Schon vor Kurzem wurden neue Details in den Standard integriert. Adaptive Streaming als eines der wichtigsten sorgt nun dafür, dass sich die empfangene Datenmenge automatisch an die Kapazität des jeweiligen Internet-Anschlusses anpasst. So sollen Aussetzer bei der Wiedergabe von Bewegtbildern oder die händische Eingabe der maximalen Auflösung für Bestellfilm-Services (Video on Demand) obsolet werden.
Brandneue Dienste
"HbbTV 2.0" lautet das Stichwort für die TV-Zukunft. Die Liste des Konsortiums ist lang. Vieles davon wird jedoch nicht gleich umgesetzt werden können oder bedarf der Diskussion.

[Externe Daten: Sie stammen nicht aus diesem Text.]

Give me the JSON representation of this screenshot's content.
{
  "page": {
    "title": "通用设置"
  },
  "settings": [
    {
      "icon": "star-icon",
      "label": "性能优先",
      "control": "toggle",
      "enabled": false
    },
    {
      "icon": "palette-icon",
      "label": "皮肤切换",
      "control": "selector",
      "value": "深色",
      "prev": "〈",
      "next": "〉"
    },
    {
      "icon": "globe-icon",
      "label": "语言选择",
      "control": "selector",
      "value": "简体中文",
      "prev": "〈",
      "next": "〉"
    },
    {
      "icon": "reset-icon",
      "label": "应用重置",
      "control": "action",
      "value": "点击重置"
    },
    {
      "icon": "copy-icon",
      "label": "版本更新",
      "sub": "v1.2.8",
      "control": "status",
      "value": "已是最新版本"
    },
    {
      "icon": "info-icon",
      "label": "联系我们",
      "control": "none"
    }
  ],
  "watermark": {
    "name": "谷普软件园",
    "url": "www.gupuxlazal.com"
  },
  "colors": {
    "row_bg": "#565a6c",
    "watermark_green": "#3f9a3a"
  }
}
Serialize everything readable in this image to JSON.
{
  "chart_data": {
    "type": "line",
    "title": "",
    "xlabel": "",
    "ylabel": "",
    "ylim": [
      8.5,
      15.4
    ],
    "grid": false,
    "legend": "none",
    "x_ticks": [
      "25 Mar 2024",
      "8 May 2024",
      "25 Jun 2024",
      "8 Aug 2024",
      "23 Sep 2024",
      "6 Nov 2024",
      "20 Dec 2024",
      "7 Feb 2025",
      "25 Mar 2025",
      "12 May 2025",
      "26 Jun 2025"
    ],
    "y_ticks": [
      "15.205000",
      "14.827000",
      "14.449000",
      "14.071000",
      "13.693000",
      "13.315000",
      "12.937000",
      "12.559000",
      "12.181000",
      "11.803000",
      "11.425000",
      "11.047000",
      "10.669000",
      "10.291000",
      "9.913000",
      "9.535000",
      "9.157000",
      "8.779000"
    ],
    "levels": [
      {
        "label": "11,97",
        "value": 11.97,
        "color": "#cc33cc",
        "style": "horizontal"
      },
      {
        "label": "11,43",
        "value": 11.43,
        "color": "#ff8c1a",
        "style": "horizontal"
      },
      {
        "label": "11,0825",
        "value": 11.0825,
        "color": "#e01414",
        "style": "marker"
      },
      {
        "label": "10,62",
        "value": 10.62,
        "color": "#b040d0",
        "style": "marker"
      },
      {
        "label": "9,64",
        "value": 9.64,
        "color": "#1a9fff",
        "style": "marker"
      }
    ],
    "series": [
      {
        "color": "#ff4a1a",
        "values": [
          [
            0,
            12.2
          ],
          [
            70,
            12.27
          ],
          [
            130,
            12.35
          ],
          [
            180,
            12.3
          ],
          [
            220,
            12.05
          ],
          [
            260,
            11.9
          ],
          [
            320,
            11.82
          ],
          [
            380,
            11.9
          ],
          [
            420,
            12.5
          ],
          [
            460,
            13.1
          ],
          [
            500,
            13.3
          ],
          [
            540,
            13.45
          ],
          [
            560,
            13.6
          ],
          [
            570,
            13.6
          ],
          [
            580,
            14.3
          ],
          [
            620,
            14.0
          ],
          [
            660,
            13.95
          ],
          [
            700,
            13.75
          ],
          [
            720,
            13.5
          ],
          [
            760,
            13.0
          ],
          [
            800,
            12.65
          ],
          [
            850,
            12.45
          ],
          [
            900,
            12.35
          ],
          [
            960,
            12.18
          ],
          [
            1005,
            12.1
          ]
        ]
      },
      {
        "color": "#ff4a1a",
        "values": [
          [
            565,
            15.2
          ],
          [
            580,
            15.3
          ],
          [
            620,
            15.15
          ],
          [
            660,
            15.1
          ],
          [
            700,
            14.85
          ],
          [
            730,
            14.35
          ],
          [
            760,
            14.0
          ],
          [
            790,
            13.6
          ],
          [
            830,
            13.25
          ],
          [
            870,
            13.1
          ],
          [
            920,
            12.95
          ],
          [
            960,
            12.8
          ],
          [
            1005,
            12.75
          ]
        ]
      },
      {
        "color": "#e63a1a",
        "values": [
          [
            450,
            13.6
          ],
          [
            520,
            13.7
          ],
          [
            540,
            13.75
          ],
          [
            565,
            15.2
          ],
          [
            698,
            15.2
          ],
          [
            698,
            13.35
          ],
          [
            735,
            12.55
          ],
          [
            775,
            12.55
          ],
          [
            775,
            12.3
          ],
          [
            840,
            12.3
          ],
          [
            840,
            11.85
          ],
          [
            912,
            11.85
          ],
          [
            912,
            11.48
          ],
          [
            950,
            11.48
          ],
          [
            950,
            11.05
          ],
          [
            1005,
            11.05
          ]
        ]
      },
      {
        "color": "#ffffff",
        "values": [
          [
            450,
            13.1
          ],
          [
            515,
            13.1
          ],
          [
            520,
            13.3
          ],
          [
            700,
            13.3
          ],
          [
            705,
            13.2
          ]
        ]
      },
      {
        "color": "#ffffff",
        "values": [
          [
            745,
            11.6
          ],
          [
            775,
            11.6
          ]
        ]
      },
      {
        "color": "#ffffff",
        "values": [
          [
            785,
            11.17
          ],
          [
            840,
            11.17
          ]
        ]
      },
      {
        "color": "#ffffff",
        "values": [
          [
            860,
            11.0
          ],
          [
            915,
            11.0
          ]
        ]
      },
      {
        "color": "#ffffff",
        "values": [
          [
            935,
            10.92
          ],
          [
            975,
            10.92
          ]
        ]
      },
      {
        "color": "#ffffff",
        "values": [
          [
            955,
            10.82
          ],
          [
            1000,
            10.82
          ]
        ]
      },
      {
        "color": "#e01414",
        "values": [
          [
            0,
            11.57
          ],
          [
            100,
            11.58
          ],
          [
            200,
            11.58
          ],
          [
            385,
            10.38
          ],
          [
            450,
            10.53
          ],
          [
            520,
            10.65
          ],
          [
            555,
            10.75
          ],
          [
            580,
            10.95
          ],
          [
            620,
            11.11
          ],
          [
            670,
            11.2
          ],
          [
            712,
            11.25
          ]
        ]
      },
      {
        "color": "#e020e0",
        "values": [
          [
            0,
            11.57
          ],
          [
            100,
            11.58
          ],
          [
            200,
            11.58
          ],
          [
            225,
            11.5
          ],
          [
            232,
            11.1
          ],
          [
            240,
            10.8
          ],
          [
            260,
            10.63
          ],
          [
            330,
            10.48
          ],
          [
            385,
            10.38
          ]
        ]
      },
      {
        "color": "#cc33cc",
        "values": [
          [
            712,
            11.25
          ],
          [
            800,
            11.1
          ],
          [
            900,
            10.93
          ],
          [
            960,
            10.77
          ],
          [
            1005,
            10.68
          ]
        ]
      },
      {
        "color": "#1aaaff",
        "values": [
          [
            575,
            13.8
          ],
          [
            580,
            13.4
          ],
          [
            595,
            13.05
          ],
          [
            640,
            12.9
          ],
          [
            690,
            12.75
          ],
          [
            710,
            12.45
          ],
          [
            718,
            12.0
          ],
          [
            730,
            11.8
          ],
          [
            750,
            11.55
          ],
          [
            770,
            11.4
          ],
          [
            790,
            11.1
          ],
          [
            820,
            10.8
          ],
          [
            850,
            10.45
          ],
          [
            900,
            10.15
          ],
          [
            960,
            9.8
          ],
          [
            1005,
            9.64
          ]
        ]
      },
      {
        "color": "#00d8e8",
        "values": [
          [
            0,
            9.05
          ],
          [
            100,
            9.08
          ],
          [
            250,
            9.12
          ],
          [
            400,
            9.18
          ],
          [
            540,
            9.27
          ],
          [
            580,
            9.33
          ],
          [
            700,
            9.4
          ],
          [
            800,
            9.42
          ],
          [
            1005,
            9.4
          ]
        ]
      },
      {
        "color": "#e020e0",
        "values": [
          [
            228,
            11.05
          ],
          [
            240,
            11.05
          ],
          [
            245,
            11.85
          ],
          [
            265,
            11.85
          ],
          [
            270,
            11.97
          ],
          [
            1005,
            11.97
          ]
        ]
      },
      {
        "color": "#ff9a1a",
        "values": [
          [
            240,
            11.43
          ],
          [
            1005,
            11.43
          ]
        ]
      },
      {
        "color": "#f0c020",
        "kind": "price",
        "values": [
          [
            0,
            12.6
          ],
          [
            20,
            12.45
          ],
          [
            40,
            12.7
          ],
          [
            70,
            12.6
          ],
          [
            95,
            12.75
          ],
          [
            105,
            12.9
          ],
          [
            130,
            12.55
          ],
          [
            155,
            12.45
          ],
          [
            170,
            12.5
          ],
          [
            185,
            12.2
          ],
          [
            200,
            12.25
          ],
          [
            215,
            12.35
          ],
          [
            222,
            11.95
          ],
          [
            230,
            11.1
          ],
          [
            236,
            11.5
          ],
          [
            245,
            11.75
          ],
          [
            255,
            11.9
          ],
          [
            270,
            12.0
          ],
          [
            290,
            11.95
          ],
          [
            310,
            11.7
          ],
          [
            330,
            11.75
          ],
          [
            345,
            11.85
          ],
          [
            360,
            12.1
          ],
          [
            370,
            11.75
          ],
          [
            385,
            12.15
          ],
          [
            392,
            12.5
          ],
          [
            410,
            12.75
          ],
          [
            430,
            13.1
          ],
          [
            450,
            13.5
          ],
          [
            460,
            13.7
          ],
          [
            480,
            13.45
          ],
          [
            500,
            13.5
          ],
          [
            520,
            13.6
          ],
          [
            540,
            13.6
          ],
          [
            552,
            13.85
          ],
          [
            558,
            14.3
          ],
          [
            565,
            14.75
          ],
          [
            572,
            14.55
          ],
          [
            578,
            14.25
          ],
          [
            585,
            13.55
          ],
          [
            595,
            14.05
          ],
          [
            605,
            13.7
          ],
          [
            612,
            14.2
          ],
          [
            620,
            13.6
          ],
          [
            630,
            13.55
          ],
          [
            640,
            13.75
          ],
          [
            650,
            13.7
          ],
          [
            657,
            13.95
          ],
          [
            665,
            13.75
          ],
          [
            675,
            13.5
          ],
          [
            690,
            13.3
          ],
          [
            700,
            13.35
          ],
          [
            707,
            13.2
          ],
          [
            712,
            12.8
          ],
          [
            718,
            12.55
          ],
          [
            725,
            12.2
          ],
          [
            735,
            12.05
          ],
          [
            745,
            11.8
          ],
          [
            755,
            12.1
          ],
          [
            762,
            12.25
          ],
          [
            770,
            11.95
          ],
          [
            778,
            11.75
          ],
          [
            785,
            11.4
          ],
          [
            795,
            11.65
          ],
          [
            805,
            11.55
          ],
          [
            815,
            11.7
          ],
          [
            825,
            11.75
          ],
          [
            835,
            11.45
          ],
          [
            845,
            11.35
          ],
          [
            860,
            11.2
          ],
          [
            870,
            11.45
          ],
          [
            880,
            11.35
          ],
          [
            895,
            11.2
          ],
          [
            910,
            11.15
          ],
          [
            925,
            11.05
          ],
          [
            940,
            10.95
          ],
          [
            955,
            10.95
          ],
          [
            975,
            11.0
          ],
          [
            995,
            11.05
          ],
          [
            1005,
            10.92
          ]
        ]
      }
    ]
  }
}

Ganz oben auf der Agenda steht die Implementierung des offenen Internet-Formats HTML 5 mit dem Ziel, proprietäre Anwendungen auszuschließen. Angedacht sind außerdem Push-Dienste, die Nachrichten auf den TV-Bildschirm senden - beispielsweise zu Werbezwecken. Darüber hinaus soll sich in Zukunft über das Internet immer die Originalsprachfassung des im Fernsehen spielenden Films verschicken lassen.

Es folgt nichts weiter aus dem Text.